The bill, passed by the Michigan House last week, is the Michigan Religious Freedom Restoration Act. And, as the legal scholar Ed Whelan points out, “the bill is modeled on the federal Religious Freedom Restoration Act, [and] at least 19 other states have enacted laws modeled on the federal RFRA, and nothing remotely like what CBS News alleges has ever happened anywhere.”
The federal Religious Freedom Restoration Act passed unanimously in the House, got 97 votes in the Senate and was signed into law in 1993 by President Bill Clinton. And the sky hasn’t fallen since then.
The reason why the sky hasn’t fallen is that federal and state RFRAs entail a balancing test protecting both religious liberty and peace, justice and the common good. These laws prevent the imposition of substantial burdens on sincere religious beliefs unless the government proves that such a burden advances a compelling government interest that has been pursued through the least restrictive means possible.
So, CBS News is simply wrong when it claims that the Michigan law “essentially states that people do not have to perform an act that would violate their sincerely held religious beliefs.” No. That’s not right. Religious liberty is balanced by compelling government interests.
Time magazine also gets it wrong. It ran a piece attacking the Michigan law by Rabbi Jason Miller, with the headline “Freedom of Religion Shouldn’t be Unconditional.” That’s right, it shouldn’t be unconditional. And RFRAs do not make it unconditional. Again, they entail a balancing test.
One way to see this is to take the test case that CBS (wrongly) used, that of doctors and EMTs. The first prong of RFRA requires that a sincere religious belief be substantially burdened. I haven’t heard of any sincere religious beliefs that would prevent EMTs from treating gay people—which religion requires that? But for the sake of argument, let’s suppose one did.
The next prong of RFRA asks if there is a compelling state interest being pursued in the least restrictive way possible. Obviously providing essential medical care to all citizens is a compelling interest. (It is so compelling that in 1986 Congress passed the Emergency Medical Treatment and Labor Act, which requires Medicare-participating hospitals to provide emergency medical care to all patients, irrespective of ability to pay.) Thus, preventing EMTs from picking and choosing which patients they will treat may very well be the least restrictive means possible of ensuring emergency care to all patients.

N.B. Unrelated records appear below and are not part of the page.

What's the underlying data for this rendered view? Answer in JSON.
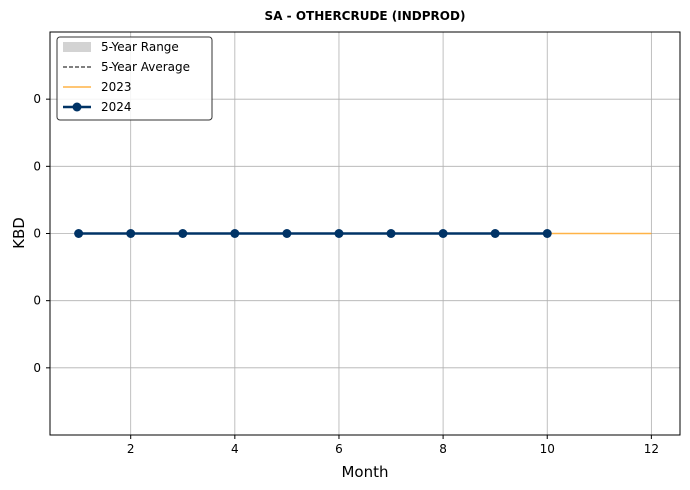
{
  "chart_data": {
    "type": "line",
    "title": "SA - OTHERCRUDE (INDPROD)",
    "xlabel": "Month",
    "ylabel": "KBD",
    "xlim": [
      0.45,
      12.55
    ],
    "ylim": [
      -0.06,
      0.06
    ],
    "x_ticks": [
      2,
      4,
      6,
      8,
      10,
      12
    ],
    "y_ticks": [
      -0.04,
      -0.02,
      0,
      0.02,
      0.04
    ],
    "y_tick_labels": [
      "0",
      "0",
      "0",
      "0",
      "0"
    ],
    "grid": true,
    "legend_position": "top-left",
    "legend": [
      "5-Year Range",
      "5-Year Average",
      "2023",
      "2024"
    ],
    "series": [
      {
        "name": "5-Year Range",
        "kind": "band",
        "color": "#d3d3d3",
        "x": [
          1,
          2,
          3,
          4,
          5,
          6,
          7,
          8,
          9,
          10,
          11,
          12
        ],
        "low": [
          0,
          0,
          0,
          0,
          0,
          0,
          0,
          0,
          0,
          0,
          0,
          0
        ],
        "high": [
          0,
          0,
          0,
          0,
          0,
          0,
          0,
          0,
          0,
          0,
          0,
          0
        ]
      },
      {
        "name": "5-Year Average",
        "kind": "dashed",
        "color": "#000000",
        "x": [
          1,
          2,
          3,
          4,
          5,
          6,
          7,
          8,
          9,
          10,
          11,
          12
        ],
        "y": [
          0,
          0,
          0,
          0,
          0,
          0,
          0,
          0,
          0,
          0,
          0,
          0
        ]
      },
      {
        "name": "2023",
        "kind": "line",
        "color": "#ffb347",
        "x": [
          1,
          2,
          3,
          4,
          5,
          6,
          7,
          8,
          9,
          10,
          11,
          12
        ],
        "y": [
          0,
          0,
          0,
          0,
          0,
          0,
          0,
          0,
          0,
          0,
          0,
          0
        ]
      },
      {
        "name": "2024",
        "kind": "line-marker",
        "color": "#003366",
        "x": [
          1,
          2,
          3,
          4,
          5,
          6,
          7,
          8,
          9,
          10
        ],
        "y": [
          0,
          0,
          0,
          0,
          0,
          0,
          0,
          0,
          0,
          0
        ]
      }
    ]
  }
}
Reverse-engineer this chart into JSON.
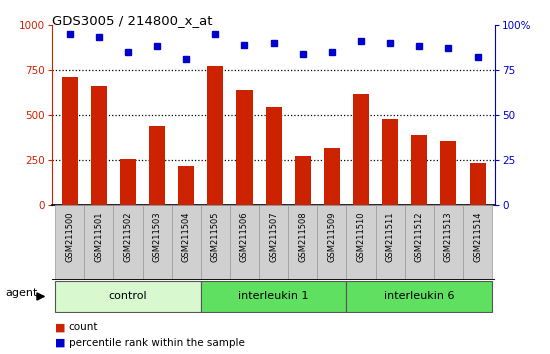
{
  "title": "GDS3005 / 214800_x_at",
  "samples": [
    "GSM211500",
    "GSM211501",
    "GSM211502",
    "GSM211503",
    "GSM211504",
    "GSM211505",
    "GSM211506",
    "GSM211507",
    "GSM211508",
    "GSM211509",
    "GSM211510",
    "GSM211511",
    "GSM211512",
    "GSM211513",
    "GSM211514"
  ],
  "counts": [
    710,
    660,
    255,
    440,
    220,
    770,
    640,
    545,
    275,
    315,
    615,
    480,
    390,
    355,
    235
  ],
  "percentiles": [
    95,
    93,
    85,
    88,
    81,
    95,
    89,
    90,
    84,
    85,
    91,
    90,
    88,
    87,
    82
  ],
  "bar_color": "#cc2200",
  "dot_color": "#0000cc",
  "left_ylim": [
    0,
    1000
  ],
  "right_ylim": [
    0,
    100
  ],
  "left_yticks": [
    0,
    250,
    500,
    750,
    1000
  ],
  "right_yticks": [
    0,
    25,
    50,
    75,
    100
  ],
  "right_yticklabels": [
    "0",
    "25",
    "50",
    "75",
    "100%"
  ],
  "left_ycolor": "#cc2200",
  "right_ycolor": "#0000cc",
  "tick_label_bg": "#d0d0d0",
  "tick_label_edge": "#999999",
  "group_control_color": "#d8f8d0",
  "group_il1_color": "#60e060",
  "group_il6_color": "#60e060",
  "groups": [
    {
      "label": "control",
      "start": 0,
      "end": 4,
      "color": "#d8f8d0"
    },
    {
      "label": "interleukin 1",
      "start": 5,
      "end": 9,
      "color": "#60e060"
    },
    {
      "label": "interleukin 6",
      "start": 10,
      "end": 14,
      "color": "#60e060"
    }
  ],
  "agent_label": "agent",
  "legend_count_label": "count",
  "legend_pct_label": "percentile rank within the sample"
}
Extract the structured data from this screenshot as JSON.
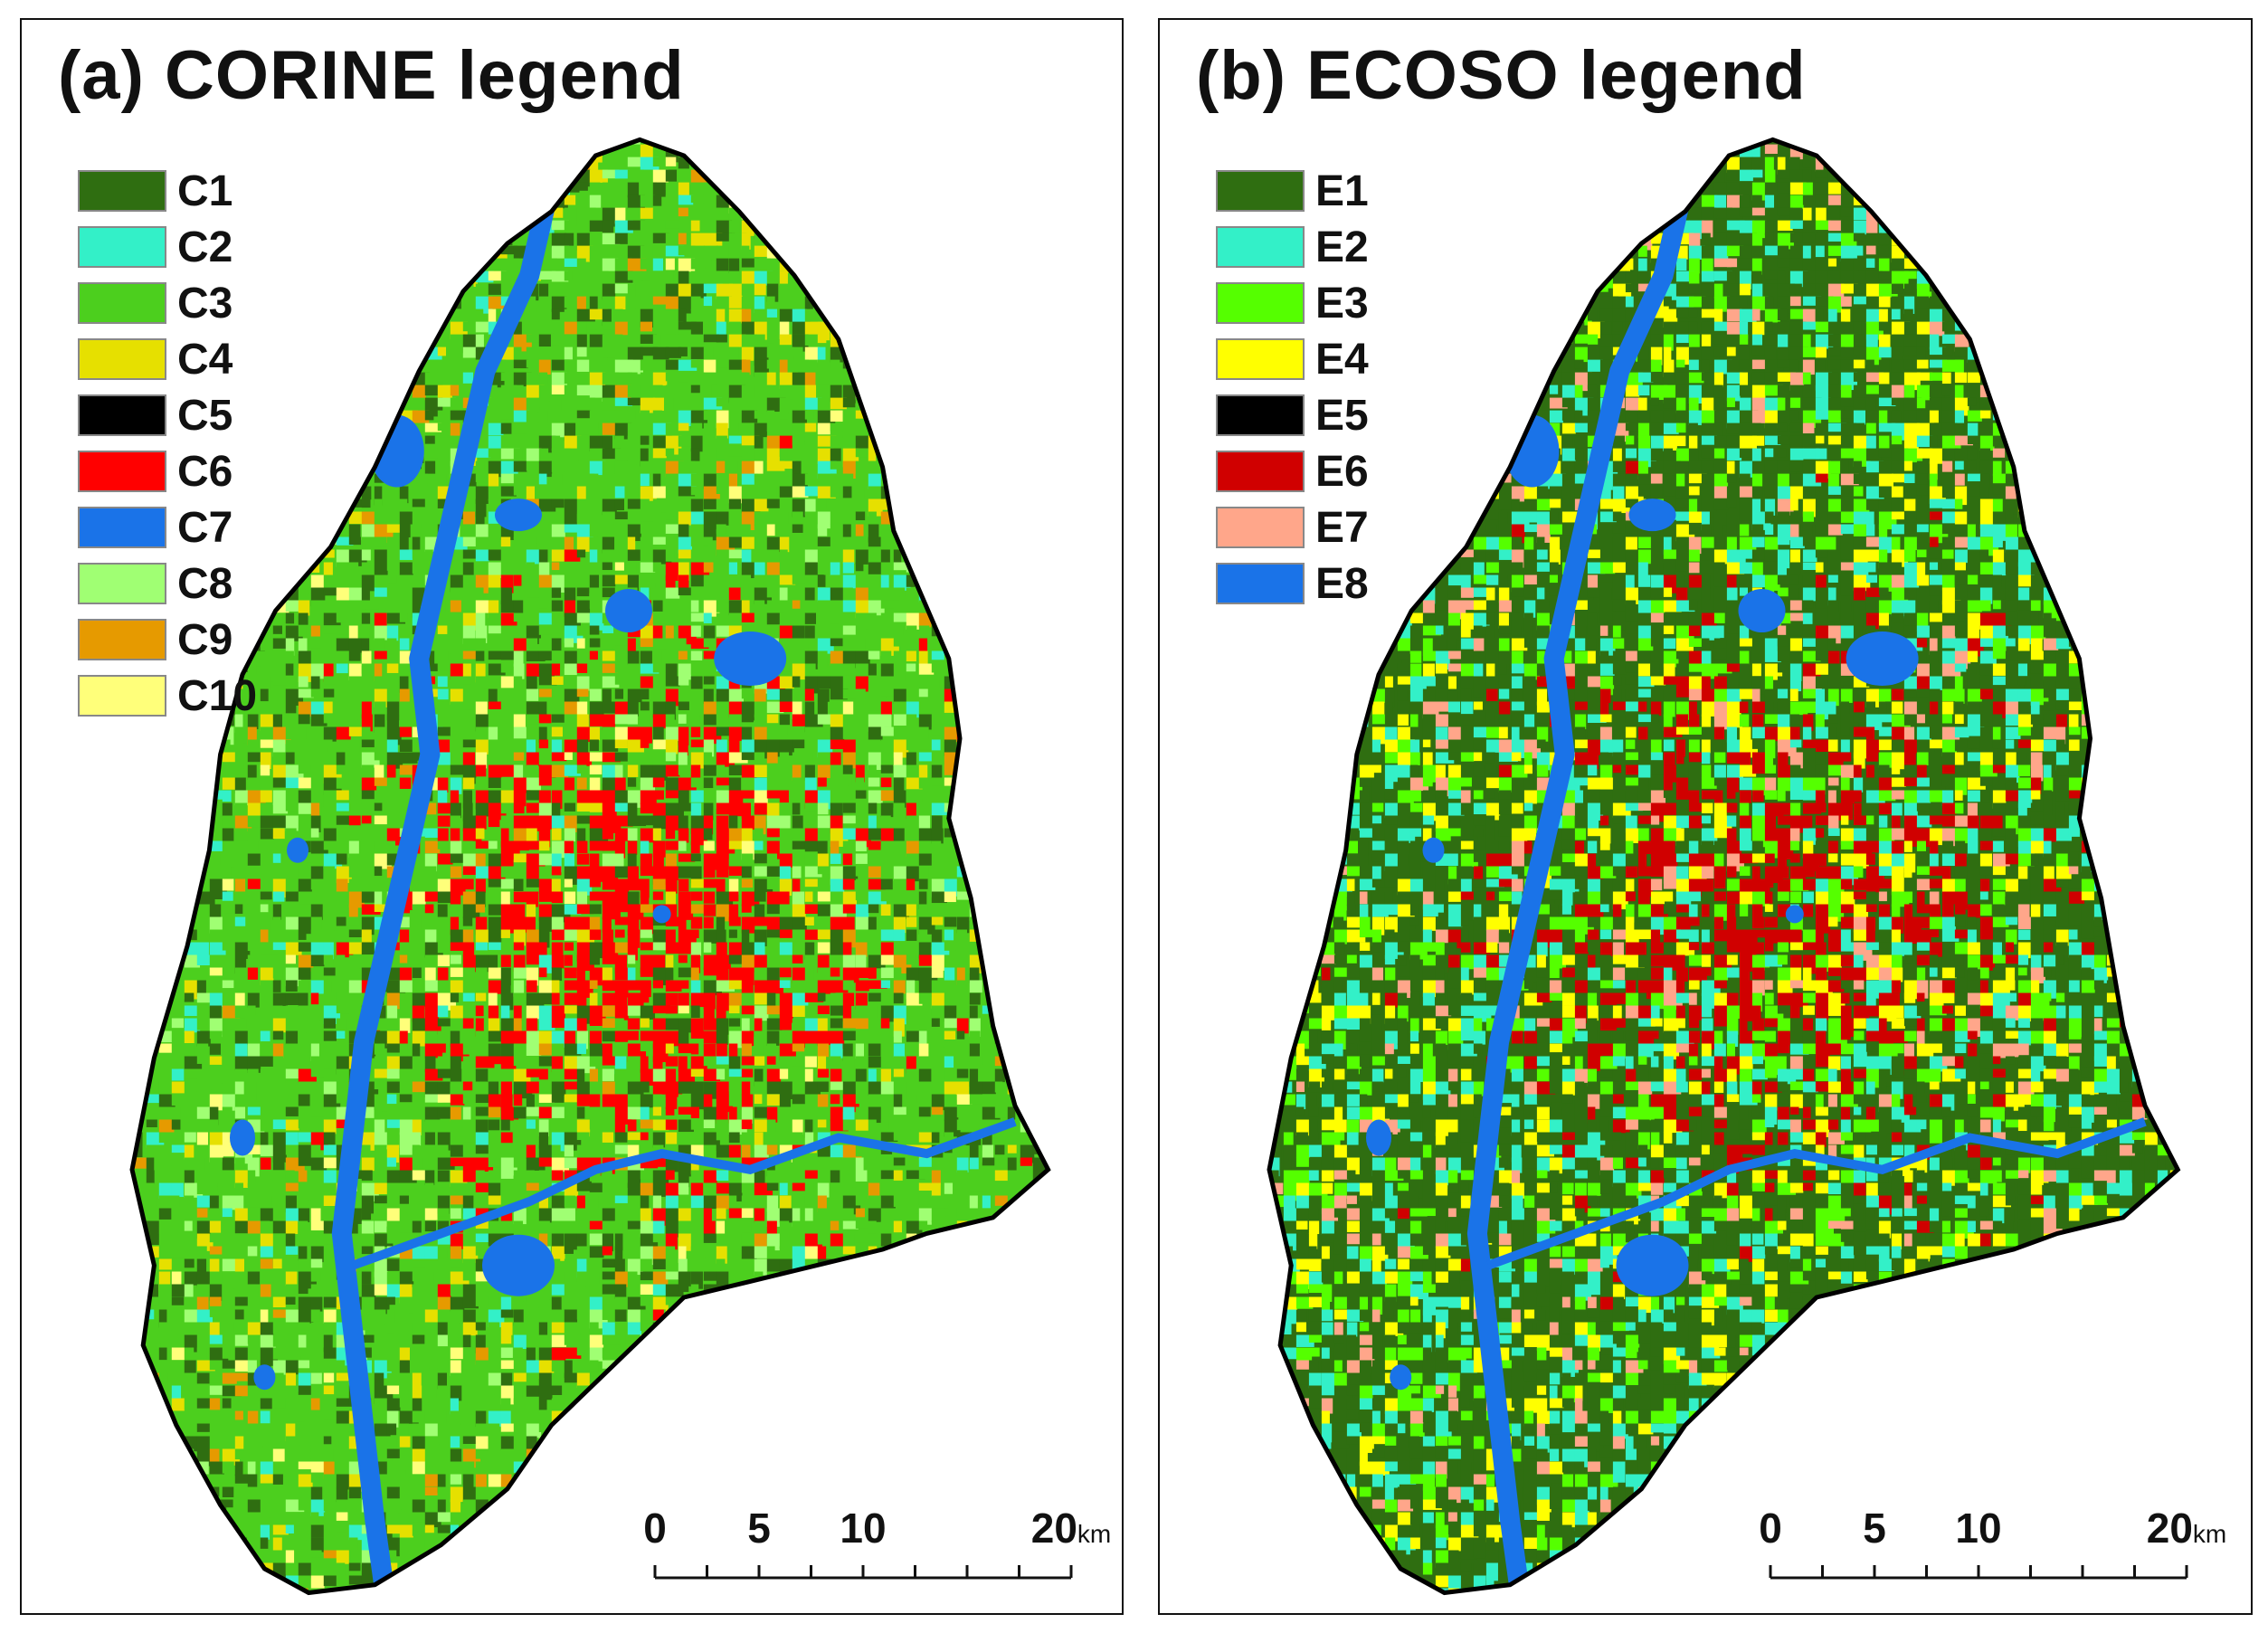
{
  "panels": [
    {
      "title": "(a) CORINE legend",
      "legend": [
        {
          "label": "C1",
          "color": "#2f6e11"
        },
        {
          "label": "C2",
          "color": "#33f0c8"
        },
        {
          "label": "C3",
          "color": "#4ccf1e"
        },
        {
          "label": "C4",
          "color": "#e6e000"
        },
        {
          "label": "C5",
          "color": "#000000"
        },
        {
          "label": "C6",
          "color": "#ff0000"
        },
        {
          "label": "C7",
          "color": "#1a73e8"
        },
        {
          "label": "C8",
          "color": "#a0ff73"
        },
        {
          "label": "C9",
          "color": "#e69a00"
        },
        {
          "label": "C10",
          "color": "#ffff7a"
        }
      ],
      "scale": {
        "ticks": [
          "0",
          "5",
          "10",
          "20"
        ],
        "unit": "km"
      }
    },
    {
      "title": "(b) ECOSO legend",
      "legend": [
        {
          "label": "E1",
          "color": "#2f6e11"
        },
        {
          "label": "E2",
          "color": "#33f0c8"
        },
        {
          "label": "E3",
          "color": "#55ff00"
        },
        {
          "label": "E4",
          "color": "#ffff00"
        },
        {
          "label": "E5",
          "color": "#000000"
        },
        {
          "label": "E6",
          "color": "#d00000"
        },
        {
          "label": "E7",
          "color": "#ffa68a"
        },
        {
          "label": "E8",
          "color": "#1a73e8"
        }
      ],
      "scale": {
        "ticks": [
          "0",
          "5",
          "10",
          "20"
        ],
        "unit": "km"
      }
    }
  ]
}
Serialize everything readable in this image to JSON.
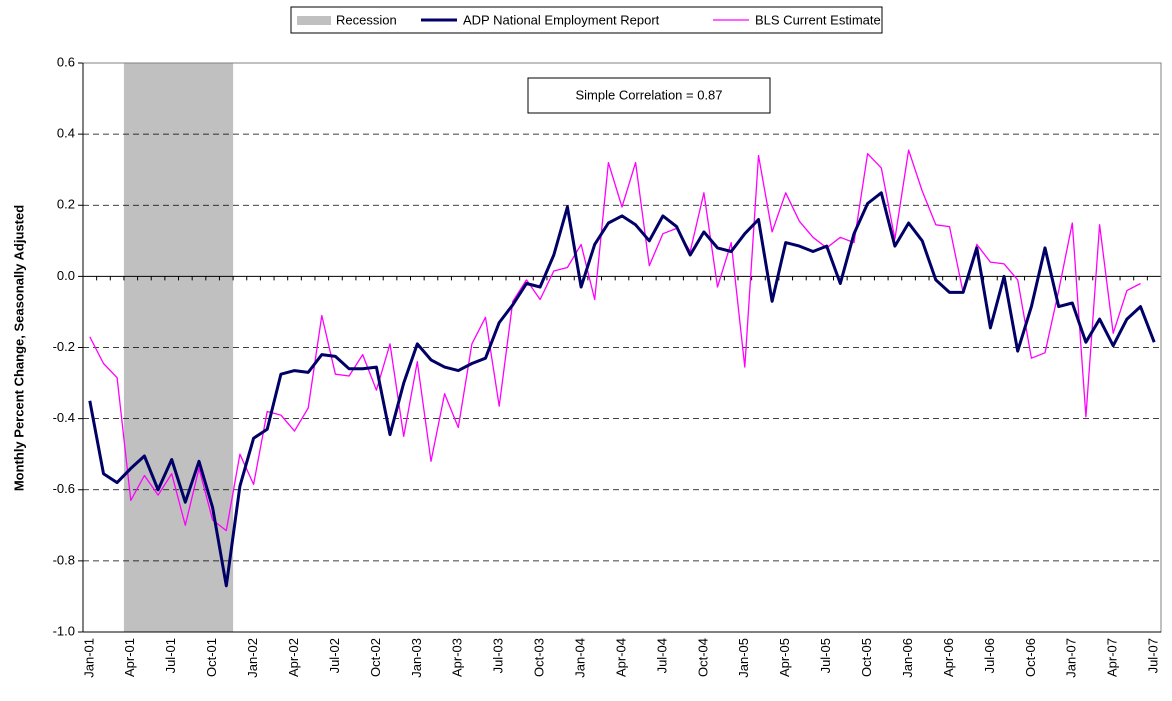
{
  "chart_data": {
    "type": "line",
    "y_label": "Monthly Percent Change, Seasonally Adjusted",
    "annotation": "Simple Correlation = 0.87",
    "categories": [
      "Jan-01",
      null,
      null,
      "Apr-01",
      null,
      null,
      "Jul-01",
      null,
      null,
      "Oct-01",
      null,
      null,
      "Jan-02",
      null,
      null,
      "Apr-02",
      null,
      null,
      "Jul-02",
      null,
      null,
      "Oct-02",
      null,
      null,
      "Jan-03",
      null,
      null,
      "Apr-03",
      null,
      null,
      "Jul-03",
      null,
      null,
      "Oct-03",
      null,
      null,
      "Jan-04",
      null,
      null,
      "Apr-04",
      null,
      null,
      "Jul-04",
      null,
      null,
      "Oct-04",
      null,
      null,
      "Jan-05",
      null,
      null,
      "Apr-05",
      null,
      null,
      "Jul-05",
      null,
      null,
      "Oct-05",
      null,
      null,
      "Jan-06",
      null,
      null,
      "Apr-06",
      null,
      null,
      "Jul-06",
      null,
      null,
      "Oct-06",
      null,
      null,
      "Jan-07",
      null,
      null,
      "Apr-07",
      null,
      null,
      "Jul-07"
    ],
    "recession": {
      "name": "Recession",
      "color": "#c0c0c0",
      "start": 3,
      "end": 10
    },
    "series": [
      {
        "name": "ADP National Employment Report",
        "color": "#000066",
        "width": 3,
        "values": [
          -0.35,
          -0.555,
          -0.58,
          -0.54,
          -0.505,
          -0.6,
          -0.515,
          -0.635,
          -0.52,
          -0.65,
          -0.87,
          -0.59,
          -0.455,
          -0.43,
          -0.275,
          -0.265,
          -0.27,
          -0.22,
          -0.225,
          -0.26,
          -0.26,
          -0.255,
          -0.445,
          -0.3,
          -0.19,
          -0.235,
          -0.255,
          -0.265,
          -0.245,
          -0.23,
          -0.13,
          -0.08,
          -0.02,
          -0.03,
          0.06,
          0.195,
          -0.03,
          0.09,
          0.15,
          0.17,
          0.145,
          0.1,
          0.17,
          0.14,
          0.06,
          0.125,
          0.08,
          0.07,
          0.12,
          0.16,
          -0.07,
          0.095,
          0.085,
          0.07,
          0.085,
          -0.02,
          0.12,
          0.205,
          0.235,
          0.085,
          0.15,
          0.1,
          -0.01,
          -0.045,
          -0.045,
          0.08,
          -0.145,
          0.0,
          -0.21,
          -0.085,
          0.08,
          -0.085,
          -0.075,
          -0.185,
          -0.12,
          -0.195,
          -0.12,
          -0.085,
          -0.185
        ]
      },
      {
        "name": "BLS Current Estimate",
        "color": "#ff00ff",
        "width": 1.3,
        "values": [
          -0.17,
          -0.245,
          -0.285,
          -0.63,
          -0.56,
          -0.615,
          -0.555,
          -0.7,
          -0.54,
          -0.685,
          -0.715,
          -0.5,
          -0.585,
          -0.38,
          -0.39,
          -0.435,
          -0.37,
          -0.11,
          -0.275,
          -0.28,
          -0.22,
          -0.32,
          -0.19,
          -0.45,
          -0.24,
          -0.52,
          -0.33,
          -0.425,
          -0.19,
          -0.115,
          -0.365,
          -0.07,
          -0.01,
          -0.065,
          0.015,
          0.025,
          0.09,
          -0.065,
          0.32,
          0.195,
          0.32,
          0.03,
          0.12,
          0.135,
          0.07,
          0.235,
          -0.03,
          0.095,
          -0.255,
          0.34,
          0.125,
          0.235,
          0.155,
          0.11,
          0.08,
          0.11,
          0.095,
          0.345,
          0.305,
          0.105,
          0.355,
          0.24,
          0.145,
          0.14,
          -0.045,
          0.09,
          0.04,
          0.035,
          -0.01,
          -0.23,
          -0.215,
          -0.04,
          0.15,
          -0.395,
          0.145,
          -0.16,
          -0.04,
          -0.02,
          null
        ]
      }
    ],
    "ylim": [
      -1.0,
      0.6
    ],
    "yticks": [
      {
        "value": -1.0,
        "label": "-1.0"
      },
      -0.8,
      -0.6,
      -0.4,
      -0.2,
      {
        "value": 0,
        "label": "0.0"
      },
      0.2,
      0.4,
      0.6
    ],
    "grid": true
  }
}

So, no, the Michigan bill isn’t about giving medical professionals a right to refuse to fix the broken bones of gay people or to refuse to prescribe antibiotics to lesbians.
Protecting religious liberty is good public policy. Religious liberty isn’t a blank check to do whatever you want. So, while religious liberty shouldn’t always prevail, the government should have to meet a high burden of proof before it burdens religious exercise. RFRA provides just this balance.